There’s a new allotment survey of waiting lists in England released by Transition Town West Kirby and National Society of Allotment and Leisure Gardeners. Undertaken by Margaret and Ian Campbell, who surveyed 323 English local authorities regarding their allotment waiting lists.
The survey showed a small drop in the waiting list from last year’s 59 people for every 100 plots to 57 people waiting for each 100 allotment plots. That’s within the margin for error.
New Allotment Sites
Some good news, 31 councils have created 35 new allotment sites , totalling some 939 plots on 15 hectares (37 acres in proper money) of land. However, the average plot size was 160 square metres, just over 6 rods, which is 40% smaller than the traditional 10 rod plot.
Smaller Allotment Plots
This trend to smaller plots is obviously growing, many councils commented that they are splitting plots in half as they become vacant to help meet demand. To me this is a bit of a mixed blessing. A lot of new plotholders are overwhelmed by a full sized plot and give up as they just can’t cope so smaller plots make a lot of sense. The full size plot was traditionally sized so a man could feed his family from it. Times have changed, the modern plotholder is as likely to be a woman as a man, if not more so, and families are smaller than they were historically.
On the other hand, modern gardens have shrunk and shrunk. The pre-war semi would have a back garden around 100 feet by 30 feet (280 square metres) but a modern house has barely a large patio area at the back with a parking area to the front.
So shrinking the size of allotment plots at the same time as average gardens have shrunk means the amount of land per person is drastically shrunk. Where will it end? The one rod plot? Not an easy one.

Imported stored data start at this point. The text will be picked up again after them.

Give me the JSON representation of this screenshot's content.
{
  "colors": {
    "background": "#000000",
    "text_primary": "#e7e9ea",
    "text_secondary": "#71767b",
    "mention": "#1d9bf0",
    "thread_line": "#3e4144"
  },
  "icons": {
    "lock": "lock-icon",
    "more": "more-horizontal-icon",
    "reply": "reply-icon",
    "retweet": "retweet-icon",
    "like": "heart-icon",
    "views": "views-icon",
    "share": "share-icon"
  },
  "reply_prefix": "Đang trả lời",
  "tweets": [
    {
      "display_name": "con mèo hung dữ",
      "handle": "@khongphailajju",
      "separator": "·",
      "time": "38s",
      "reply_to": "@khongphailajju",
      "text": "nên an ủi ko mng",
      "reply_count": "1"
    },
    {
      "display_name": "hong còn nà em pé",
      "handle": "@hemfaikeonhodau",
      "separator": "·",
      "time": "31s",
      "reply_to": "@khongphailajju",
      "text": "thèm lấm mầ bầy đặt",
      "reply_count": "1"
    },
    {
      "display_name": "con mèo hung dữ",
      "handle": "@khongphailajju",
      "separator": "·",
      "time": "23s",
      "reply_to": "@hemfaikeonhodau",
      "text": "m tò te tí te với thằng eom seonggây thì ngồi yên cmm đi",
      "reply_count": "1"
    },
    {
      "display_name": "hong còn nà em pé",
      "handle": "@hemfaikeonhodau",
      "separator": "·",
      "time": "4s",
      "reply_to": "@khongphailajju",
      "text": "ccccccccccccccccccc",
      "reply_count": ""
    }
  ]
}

Statutory Duty to Provide Allotments
What is very concerning to me in the report is that 109 of the authorities surveyed don’t keep any record of the waiting list. Some have valid reasons for this, namely:
- They have no allotments
- All the allotments in their area are managed by other bodies such as parish councils or allotment societies.
However, been somewhat suspicious and cynical, I have to wonder if it’s a way for some councils to wriggle out of their statutory duty to provide plots where there is demand. No waiting list equals no demand. OK, even those who do keep records hardly comply with the spirit of the duty but it looks better not to be derelict in your duty.